HOW COULD POP FAMILY COACHING HELP YOUR FAMILY?

Most Families Starting “POP” Have Many Questions

Perhaps your family is one among the millions of American families who need to figure out whether it’s feasible to do “long-distance POParenting.” Is it possible for your Mom and Dad to “age in place?” What changes are necessary to make that possible? How will those changes actually occur?

You may also need help to “negotiate” with your family members. As your parents continue to age, its likely that someone may need to move closer to Mom and Dad. When that will be accomplished? Who will make the “sacrifice,” and how should you deal with the seeming inequity of that “sacrifice” among your siblings?

Maybe your family is at a “stand-still,” with no clear answer to these issues. POP Family Coaching can help you resolve long-standing family conflicts, ones that seem so serious they must be “unwound” before any other POP decisions can be made or agreed upon.


POP Family Coaching Can Provide the Answers You Need

Working with a POP Family Coach (PFC) can help you grow closer as a family, and more efficient as POParents. Your Mom may have just returned from her first trip to the ER by ambulance, having taken a fall alone at home. Now you and your family are on the phone, frantically trying to figure out if you need to start doing POP or if you can “put off the inevitable.” Everyone is worried but no one knows what to do first or which of the four siblings should do what, in terms of specifics?
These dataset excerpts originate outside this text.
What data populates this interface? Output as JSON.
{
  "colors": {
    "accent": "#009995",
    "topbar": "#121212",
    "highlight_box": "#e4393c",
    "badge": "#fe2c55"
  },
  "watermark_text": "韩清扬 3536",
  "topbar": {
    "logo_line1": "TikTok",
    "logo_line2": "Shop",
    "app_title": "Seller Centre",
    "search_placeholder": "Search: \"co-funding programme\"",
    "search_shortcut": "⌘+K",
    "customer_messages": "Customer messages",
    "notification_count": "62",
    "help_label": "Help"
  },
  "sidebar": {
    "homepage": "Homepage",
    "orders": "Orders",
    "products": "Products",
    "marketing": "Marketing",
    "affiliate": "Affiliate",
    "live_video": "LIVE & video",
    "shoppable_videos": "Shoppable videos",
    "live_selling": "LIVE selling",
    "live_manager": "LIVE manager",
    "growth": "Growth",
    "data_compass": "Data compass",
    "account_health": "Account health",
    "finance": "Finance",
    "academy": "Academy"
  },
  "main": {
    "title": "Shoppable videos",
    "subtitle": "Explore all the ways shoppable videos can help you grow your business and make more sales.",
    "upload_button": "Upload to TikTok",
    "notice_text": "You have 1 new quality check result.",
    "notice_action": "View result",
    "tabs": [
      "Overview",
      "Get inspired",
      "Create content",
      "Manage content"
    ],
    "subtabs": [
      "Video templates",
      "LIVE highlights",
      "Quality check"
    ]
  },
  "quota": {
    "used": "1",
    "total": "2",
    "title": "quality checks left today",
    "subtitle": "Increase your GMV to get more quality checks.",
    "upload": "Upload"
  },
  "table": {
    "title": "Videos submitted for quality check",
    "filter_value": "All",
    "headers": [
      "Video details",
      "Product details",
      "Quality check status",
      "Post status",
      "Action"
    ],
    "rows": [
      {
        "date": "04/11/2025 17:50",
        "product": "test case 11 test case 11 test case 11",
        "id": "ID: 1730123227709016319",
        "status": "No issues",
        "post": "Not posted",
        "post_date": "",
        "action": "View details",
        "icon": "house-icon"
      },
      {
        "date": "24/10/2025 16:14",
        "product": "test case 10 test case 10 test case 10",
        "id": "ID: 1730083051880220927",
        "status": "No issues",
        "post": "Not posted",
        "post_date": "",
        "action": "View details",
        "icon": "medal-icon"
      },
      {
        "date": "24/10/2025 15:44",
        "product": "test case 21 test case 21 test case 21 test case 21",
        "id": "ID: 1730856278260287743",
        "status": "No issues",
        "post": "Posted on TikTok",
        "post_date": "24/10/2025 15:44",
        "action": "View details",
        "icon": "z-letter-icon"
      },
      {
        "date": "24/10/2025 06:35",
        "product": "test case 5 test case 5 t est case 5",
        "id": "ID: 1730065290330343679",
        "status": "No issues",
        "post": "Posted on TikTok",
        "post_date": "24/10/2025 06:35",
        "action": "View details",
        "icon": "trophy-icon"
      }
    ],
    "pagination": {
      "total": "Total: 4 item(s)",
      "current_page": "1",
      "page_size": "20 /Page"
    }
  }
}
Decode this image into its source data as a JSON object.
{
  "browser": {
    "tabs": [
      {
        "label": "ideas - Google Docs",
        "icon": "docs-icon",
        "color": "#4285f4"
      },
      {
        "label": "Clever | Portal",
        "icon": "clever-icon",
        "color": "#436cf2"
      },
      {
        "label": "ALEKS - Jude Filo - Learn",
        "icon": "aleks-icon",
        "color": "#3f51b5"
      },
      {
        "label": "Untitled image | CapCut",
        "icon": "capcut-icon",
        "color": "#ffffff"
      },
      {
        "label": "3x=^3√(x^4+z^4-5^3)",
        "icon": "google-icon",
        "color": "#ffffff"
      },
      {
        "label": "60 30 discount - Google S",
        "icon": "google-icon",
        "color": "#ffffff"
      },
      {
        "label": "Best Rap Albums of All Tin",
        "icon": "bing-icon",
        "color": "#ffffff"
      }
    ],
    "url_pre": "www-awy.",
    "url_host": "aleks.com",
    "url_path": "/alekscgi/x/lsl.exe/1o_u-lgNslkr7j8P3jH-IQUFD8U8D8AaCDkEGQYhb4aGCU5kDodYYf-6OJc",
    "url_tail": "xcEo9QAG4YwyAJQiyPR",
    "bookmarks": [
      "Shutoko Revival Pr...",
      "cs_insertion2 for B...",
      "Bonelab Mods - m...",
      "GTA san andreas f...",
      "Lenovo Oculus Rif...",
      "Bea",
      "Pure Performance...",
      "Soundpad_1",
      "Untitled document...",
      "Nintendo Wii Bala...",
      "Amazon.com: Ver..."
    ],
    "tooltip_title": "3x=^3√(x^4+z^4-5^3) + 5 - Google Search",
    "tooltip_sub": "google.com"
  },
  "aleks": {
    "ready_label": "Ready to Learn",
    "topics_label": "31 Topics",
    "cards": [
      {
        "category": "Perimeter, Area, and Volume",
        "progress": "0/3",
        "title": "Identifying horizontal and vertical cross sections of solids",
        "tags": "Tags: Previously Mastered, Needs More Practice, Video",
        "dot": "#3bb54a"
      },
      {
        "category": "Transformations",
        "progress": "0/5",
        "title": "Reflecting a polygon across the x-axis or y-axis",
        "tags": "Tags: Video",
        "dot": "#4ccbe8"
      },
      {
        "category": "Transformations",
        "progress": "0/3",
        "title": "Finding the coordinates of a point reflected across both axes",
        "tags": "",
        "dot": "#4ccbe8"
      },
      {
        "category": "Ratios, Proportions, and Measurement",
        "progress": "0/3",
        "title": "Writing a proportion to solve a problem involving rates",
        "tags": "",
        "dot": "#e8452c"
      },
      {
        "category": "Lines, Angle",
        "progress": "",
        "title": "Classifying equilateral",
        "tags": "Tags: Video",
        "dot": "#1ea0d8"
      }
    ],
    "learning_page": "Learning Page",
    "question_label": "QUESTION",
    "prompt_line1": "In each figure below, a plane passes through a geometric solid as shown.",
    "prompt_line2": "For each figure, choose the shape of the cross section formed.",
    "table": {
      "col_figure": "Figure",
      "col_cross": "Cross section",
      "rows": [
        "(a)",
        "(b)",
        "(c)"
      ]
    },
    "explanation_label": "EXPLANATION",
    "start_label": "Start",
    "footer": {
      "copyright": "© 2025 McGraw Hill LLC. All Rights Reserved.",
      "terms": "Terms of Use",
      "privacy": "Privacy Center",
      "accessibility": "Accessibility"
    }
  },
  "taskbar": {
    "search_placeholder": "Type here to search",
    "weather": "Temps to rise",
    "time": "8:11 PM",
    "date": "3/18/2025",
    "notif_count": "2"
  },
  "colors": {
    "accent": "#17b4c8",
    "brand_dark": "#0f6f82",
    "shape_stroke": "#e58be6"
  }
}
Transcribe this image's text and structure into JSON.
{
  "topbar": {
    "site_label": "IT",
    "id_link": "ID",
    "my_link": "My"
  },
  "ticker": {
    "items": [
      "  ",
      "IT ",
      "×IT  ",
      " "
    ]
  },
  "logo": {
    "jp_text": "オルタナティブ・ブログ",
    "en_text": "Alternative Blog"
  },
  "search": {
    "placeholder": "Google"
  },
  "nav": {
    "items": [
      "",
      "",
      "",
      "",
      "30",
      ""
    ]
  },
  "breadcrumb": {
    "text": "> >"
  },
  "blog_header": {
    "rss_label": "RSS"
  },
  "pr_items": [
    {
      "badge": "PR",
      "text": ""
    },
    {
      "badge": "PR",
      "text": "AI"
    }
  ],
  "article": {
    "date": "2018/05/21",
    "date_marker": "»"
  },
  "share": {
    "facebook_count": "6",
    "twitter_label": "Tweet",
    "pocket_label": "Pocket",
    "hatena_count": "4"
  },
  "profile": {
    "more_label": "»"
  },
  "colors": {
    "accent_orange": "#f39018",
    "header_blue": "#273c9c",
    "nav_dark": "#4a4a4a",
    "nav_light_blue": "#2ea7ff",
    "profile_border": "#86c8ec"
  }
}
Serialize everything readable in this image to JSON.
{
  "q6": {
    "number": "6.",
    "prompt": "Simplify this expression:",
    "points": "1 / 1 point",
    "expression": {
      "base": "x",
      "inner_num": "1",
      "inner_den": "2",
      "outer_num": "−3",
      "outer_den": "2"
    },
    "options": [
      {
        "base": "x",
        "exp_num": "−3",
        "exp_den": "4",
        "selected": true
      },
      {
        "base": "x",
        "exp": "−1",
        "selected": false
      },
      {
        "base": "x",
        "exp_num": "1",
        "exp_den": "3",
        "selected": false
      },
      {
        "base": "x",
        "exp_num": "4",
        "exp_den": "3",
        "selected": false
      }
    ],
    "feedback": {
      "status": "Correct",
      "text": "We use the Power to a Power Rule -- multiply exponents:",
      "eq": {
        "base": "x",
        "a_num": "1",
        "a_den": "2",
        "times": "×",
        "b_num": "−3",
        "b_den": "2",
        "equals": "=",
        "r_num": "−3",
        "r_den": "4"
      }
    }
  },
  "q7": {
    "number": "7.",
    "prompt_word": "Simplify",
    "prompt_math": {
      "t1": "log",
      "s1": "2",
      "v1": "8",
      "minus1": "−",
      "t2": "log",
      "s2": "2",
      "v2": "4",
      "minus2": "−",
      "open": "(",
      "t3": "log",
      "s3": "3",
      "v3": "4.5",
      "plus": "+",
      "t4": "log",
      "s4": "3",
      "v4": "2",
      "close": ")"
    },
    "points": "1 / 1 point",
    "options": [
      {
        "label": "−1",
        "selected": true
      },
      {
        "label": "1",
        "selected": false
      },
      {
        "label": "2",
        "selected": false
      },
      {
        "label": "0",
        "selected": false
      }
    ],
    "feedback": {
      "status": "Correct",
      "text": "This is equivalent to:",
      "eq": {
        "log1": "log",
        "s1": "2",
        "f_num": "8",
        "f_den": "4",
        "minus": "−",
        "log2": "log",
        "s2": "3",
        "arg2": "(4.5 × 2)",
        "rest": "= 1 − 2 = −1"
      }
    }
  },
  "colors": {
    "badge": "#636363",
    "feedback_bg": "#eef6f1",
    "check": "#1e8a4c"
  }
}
How will family members who live far apart cooperate on accomplishing the immediate and long-term tasks ahead? For example, who will follow up today with getting Mom her the necessary medications? Who will see that she is taking the meds correctly? Who will take her to the next doctor’s appointment for a follow up to this hospital visit? Which of you will accompany Mom to the hospital if there is another emergency? Who will decide whether to resuscitate your Mom, should her next emergency be attributable to something even more serious than the fall?

Or your family may have imagined it could simply incorporate your aging parents’ and their “requirements” into the “sandwich” that already included your spouse, yourself and the “boomerang children” who returned home but now, as it turns out, you really don’t know how to manage it all. Your home doesn’t seem “big enough” for everyone, your parents are complaining about the noise and you’re running home to make your parents lunch, interfering with your work. Everyone in the family has been getting fidgety with each other and no solutions seem apparent.

Your family may need a “translator” to coach TEAM POP on an ongoing basis how to re-establish trust with each other so that when POP decisions are made, the whole team unites behind those decisions and each other, ensuring that things are done as agreed.